The beauty of simulation is that we can mimic real situations. Using specific planning and stocking parameter values, simulation allows us to easily examine inventory operation performances, e.g. stock-outs and frequencies, inventory amounts and carryovers, etc. The results from simulation provide a clear picture as to a best choice of planning and stocking parameters. In our simulation program, we have the following inputs for each product.

1. Product demand pattern. From order history, we construct a discrete histogram that represents the demand distribution. In addition, we calculate the order inter-arrival time. These two pieces of information uniquely defined the product demand pattern. Each product or product group has a unique demand pattern. Since historical information may not be repeated in the future, we can easily change the histogram and inter-arrival time to accommodate any anticipated changes of demand in the marketplace.

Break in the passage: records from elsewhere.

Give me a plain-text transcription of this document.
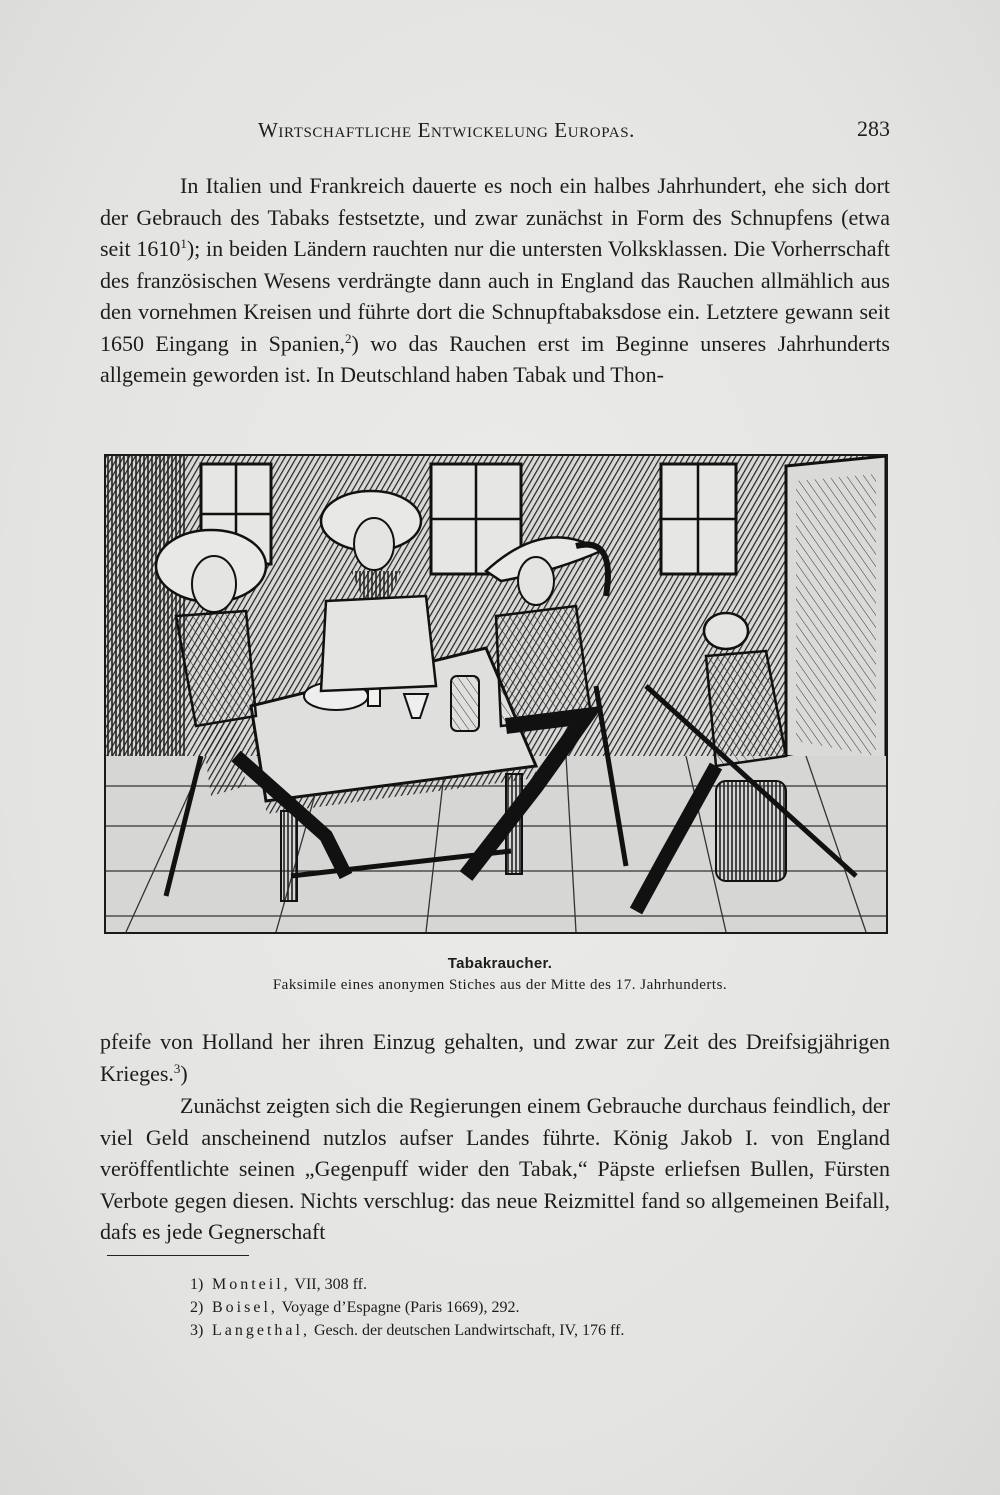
Wirtschaftliche Entwickelung Europas.	283

In Italien und Frankreich dauerte es noch ein halbes Jahrhundert, ehe sich dort der Gebrauch des Tabaks festsetzte, und zwar zunächst in Form des Schnupfens (etwa seit 1610$^1$); in beiden Ländern rauchten nur die untersten Volksklassen. Die Vorherrschaft des französischen Wesens verdrängte dann auch in England das Rauchen allmählich aus den vornehmen Kreisen und führte dort die Schnupftabaksdose ein. Letztere gewann seit 1650 Eingang in Spanien,$^2$) wo das Rauchen erst im Beginne unseres Jahrhunderts allgemein geworden ist. In Deutschland haben Tabak und Thon-

Tabakraucher.
Faksimile eines anonymen Stiches aus der Mitte des 17. Jahrhunderts.

pfeife von Holland her ihren Einzug gehalten, und zwar zur Zeit des Dreifsigjährigen Krieges.$^3$)

Zunächst zeigten sich die Regierungen einem Gebrauche durchaus feindlich, der viel Geld anscheinend nutzlos aufser Landes führte. König Jakob I. von England veröffentlichte seinen „Gegenpuff wider den Tabak,“ Päpste erliefsen Bullen, Fürsten Verbote gegen diesen. Nichts verschlug: das neue Reizmittel fand so allgemeinen Beifall, dafs es jede Gegnerschaft

1) Monteil, VII, 308 ff.
2) Boisel, Voyage d’Espagne (Paris 1669), 292.
3) Langethal, Gesch. der deutschen Landwirtschaft, IV, 176 ff.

2. Production/order lead-time. Lead-time is unique to the product item as well as to the work center that makes it. Our program allows us to simulate inventory situations using different lead-times. This enables us to examine lead-time's impact to the inventory performances and to the production capacity.

3. Safety stock/reorder point. This is an important parameter to decide. If we set the reorder point level high, the inventory level will be high and the amount of inventories to carry will be high, too. This also corresponds to the production resources that are tied up for this particular product. Since the work center has only limited capacity, building a high inventory for one product means "robbing" scarce resources that may be needed more urgently by other products. This is an important balance act  between building up inventory of one particular item vs. building up all products  to meet the needs of all customers.

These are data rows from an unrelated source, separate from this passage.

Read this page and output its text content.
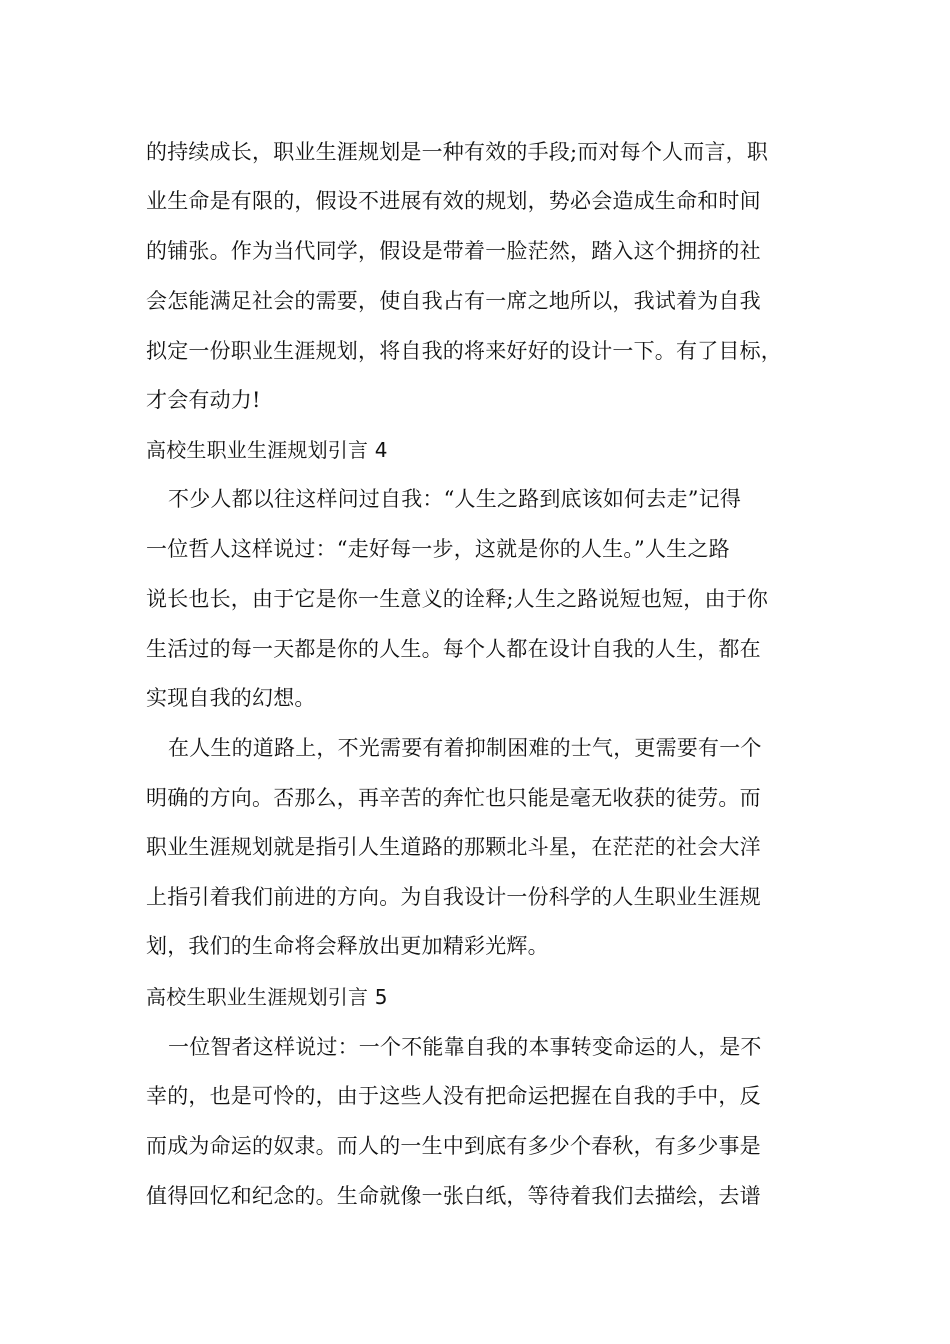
的持续成长，职业生涯规划是一种有效的手段;而对每个人而言，职
业生命是有限的，假设不进展有效的规划，势必会造成生命和时间
的铺张。作为当代同学，假设是带着一脸茫然，踏入这个拥挤的社
会怎能满足社会的需要，使自我占有一席之地所以，我试着为自我
拟定一份职业生涯规划，将自我的将来好好的设计一下。有了目标，
才会有动力!
高校生职业生涯规划引言 4
不少人都以往这样问过自我：“人生之路到底该如何去走”记得
一位哲人这样说过：“走好每一步，这就是你的人生。”人生之路
说长也长，由于它是你一生意义的诠释;人生之路说短也短，由于你
生活过的每一天都是你的人生。每个人都在设计自我的人生，都在
实现自我的幻想。
在人生的道路上，不光需要有着抑制困难的士气，更需要有一个
明确的方向。否那么，再辛苦的奔忙也只能是毫无收获的徒劳。而
职业生涯规划就是指引人生道路的那颗北斗星，在茫茫的社会大洋
上指引着我们前进的方向。为自我设计一份科学的人生职业生涯规
划，我们的生命将会释放出更加精彩光辉。
高校生职业生涯规划引言 5
一位智者这样说过：一个不能靠自我的本事转变命运的人，是不
幸的，也是可怜的，由于这些人没有把命运把握在自我的手中，反
而成为命运的奴隶。而人的一生中到底有多少个春秋，有多少事是
值得回忆和纪念的。生命就像一张白纸，等待着我们去描绘，去谱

4. Reorder/production quantity. The trade-off for this parameter is as follows. If we set this quantity high, e.g., huge lot size, the need to reorder/produce will be reduced. This is because a large order will suffice for a long period of time until its depletion. On the other hand, if the reorder quantity is small, this will dictate more frequent reorders. A higher reorder frequency will translate to higher set-up costs, smaller production lots, more movements, paper work, etc. This again calls for a delicate balance between a large order vs. a small order. Each carries benefits and disadvantages.

To run our program, we need first to quantify all the four items above for each scenario. After running a few scenarios, the best replenishment policy will quickly emerge. To alleviate any concerns of the robustness of the results due to the random variations inherent in simulation, each scenario is run 50 times representing 50 years, each year using 300 working days. In our spreadsheet program, each run for a fixed scenario for 50 repetitions/years takes only a few seconds. Running the program for all major products took only a few hours.

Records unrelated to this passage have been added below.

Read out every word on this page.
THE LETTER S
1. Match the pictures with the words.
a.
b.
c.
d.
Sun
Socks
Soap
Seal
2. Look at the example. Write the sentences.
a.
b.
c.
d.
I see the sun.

The program is very versatile, because demand patterns and planning and stocking parameters (items 1-4 mentioned earlier) can easily be changed in simulation. Given the capacity of the work center, the best replenishment policy for each product/product group can thus be obtained. This program takes guesswork out of the determination of the best inventory policy. It analyzes objectively the various replenishment scenarios and provides the user with the best choice. To schedule the production of planned orders derived from the above methodology, we map out the production sequence using a specialized scheduling program with critical chain capability. We apply the Theory of Constraints (TOC) methodology to our production scheduling operation. The practice goes hand-in-hand with the replenishment operation discussed above.

This experience clearly reveals to me that: 1. OR/MS professionals can contribute greatly to enhance the inherent shortcomings of current MRP/ERP systems, and 2. to truly optimize an operation, great amount of efforts are needed to revamp the MRPII/ERP systems where OR/MS professional must play a central role. Until that day, we should examine carefully the validity of all current MRPII/ERP outputs.